Radio UserLand is a software package from UserLand Software, first released in 2000, which includes not only a client-side blogging tool but also an RSS aggregator, an outliner and a scripting language.

==Features==
Radio UserLand is an offspring of UserLand's Manila, which is built on the Frontier platform. It uses a desktop client to store the full content of a user's weblog on the user's computer, and provides a mechanism for uploading it to a shared server. Server space at UserLand's radio.weblogs.com site was included in the annual registration fee from the start, and continued after UserLand's founder sold most of weblogs.com to VeriSign in 2005. Radio users also have the option of uploading their weblog content to a server at another Web hosting service.
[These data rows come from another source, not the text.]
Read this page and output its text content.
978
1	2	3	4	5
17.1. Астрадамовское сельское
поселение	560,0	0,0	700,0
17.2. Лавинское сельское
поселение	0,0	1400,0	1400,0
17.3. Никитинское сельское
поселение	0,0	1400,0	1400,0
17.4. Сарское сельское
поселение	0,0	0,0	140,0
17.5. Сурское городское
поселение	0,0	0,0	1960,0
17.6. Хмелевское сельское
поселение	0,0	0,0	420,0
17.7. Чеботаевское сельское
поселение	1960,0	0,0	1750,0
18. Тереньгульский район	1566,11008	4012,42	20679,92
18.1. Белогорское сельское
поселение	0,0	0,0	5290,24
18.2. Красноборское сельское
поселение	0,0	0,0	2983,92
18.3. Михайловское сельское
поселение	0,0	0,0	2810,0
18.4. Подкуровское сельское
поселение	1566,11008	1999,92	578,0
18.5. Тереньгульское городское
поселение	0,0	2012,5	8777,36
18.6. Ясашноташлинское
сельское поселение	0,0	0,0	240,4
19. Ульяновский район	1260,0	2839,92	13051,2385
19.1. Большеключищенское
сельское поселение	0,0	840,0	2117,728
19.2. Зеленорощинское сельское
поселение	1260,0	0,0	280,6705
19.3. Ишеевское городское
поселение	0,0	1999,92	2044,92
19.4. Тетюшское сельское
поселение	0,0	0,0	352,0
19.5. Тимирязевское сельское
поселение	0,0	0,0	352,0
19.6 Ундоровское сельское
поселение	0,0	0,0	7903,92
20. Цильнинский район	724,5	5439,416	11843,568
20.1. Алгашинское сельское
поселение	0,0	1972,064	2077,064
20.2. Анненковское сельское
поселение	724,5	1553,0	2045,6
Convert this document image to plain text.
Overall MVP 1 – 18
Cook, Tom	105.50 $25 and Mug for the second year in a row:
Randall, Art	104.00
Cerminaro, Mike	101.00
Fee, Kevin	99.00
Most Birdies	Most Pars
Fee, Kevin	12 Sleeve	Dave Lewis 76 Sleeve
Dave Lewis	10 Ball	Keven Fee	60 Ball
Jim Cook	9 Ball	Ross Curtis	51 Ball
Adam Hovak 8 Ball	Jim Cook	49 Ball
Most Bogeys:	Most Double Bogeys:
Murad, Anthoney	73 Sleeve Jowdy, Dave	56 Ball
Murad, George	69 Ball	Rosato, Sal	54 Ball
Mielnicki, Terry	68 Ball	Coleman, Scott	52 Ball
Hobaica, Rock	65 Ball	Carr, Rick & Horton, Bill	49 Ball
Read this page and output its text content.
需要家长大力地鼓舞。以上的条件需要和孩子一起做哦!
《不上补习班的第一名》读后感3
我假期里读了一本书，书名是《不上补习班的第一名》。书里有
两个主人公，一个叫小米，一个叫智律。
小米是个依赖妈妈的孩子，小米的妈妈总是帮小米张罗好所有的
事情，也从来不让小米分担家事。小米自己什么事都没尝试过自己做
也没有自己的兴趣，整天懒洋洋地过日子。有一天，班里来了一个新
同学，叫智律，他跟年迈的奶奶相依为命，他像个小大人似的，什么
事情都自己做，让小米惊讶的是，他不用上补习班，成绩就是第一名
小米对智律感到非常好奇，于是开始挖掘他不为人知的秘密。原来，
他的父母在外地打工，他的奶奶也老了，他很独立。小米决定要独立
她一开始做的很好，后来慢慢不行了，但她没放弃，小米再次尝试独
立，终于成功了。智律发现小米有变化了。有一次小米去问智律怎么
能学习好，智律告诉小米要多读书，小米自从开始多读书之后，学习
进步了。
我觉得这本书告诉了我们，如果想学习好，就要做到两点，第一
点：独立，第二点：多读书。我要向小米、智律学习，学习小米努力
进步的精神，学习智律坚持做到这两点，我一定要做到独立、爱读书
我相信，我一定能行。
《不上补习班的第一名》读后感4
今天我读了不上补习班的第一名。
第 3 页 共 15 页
Radio blog content can be organized into categories with separate RSS feeds; categories also can be assigned to separate page templates and servers.

Radio UserLand has been praised for its ease of use.

==Release history==
Radio Userland was first presented in a demo under the name "Pike" in March 2000. Major releases include Radio [7.0] in March 2001 and Radio 8.0 in January 2002. The most recent release was version 8.2 of September 2005⁠. With the exception of minor fixes, the software is no longer under active development but continues to be sold and supported by UserLand.

In June 2009, Userland Software announced that the Radio Userland service would be closing at the end of 2009.

==Podcasting==
Radio was the first commercially available program to enable the "RSS enclosure" method of delivering audio or video files, the basis of what came to be known as podcasting several years after the feature was introduced.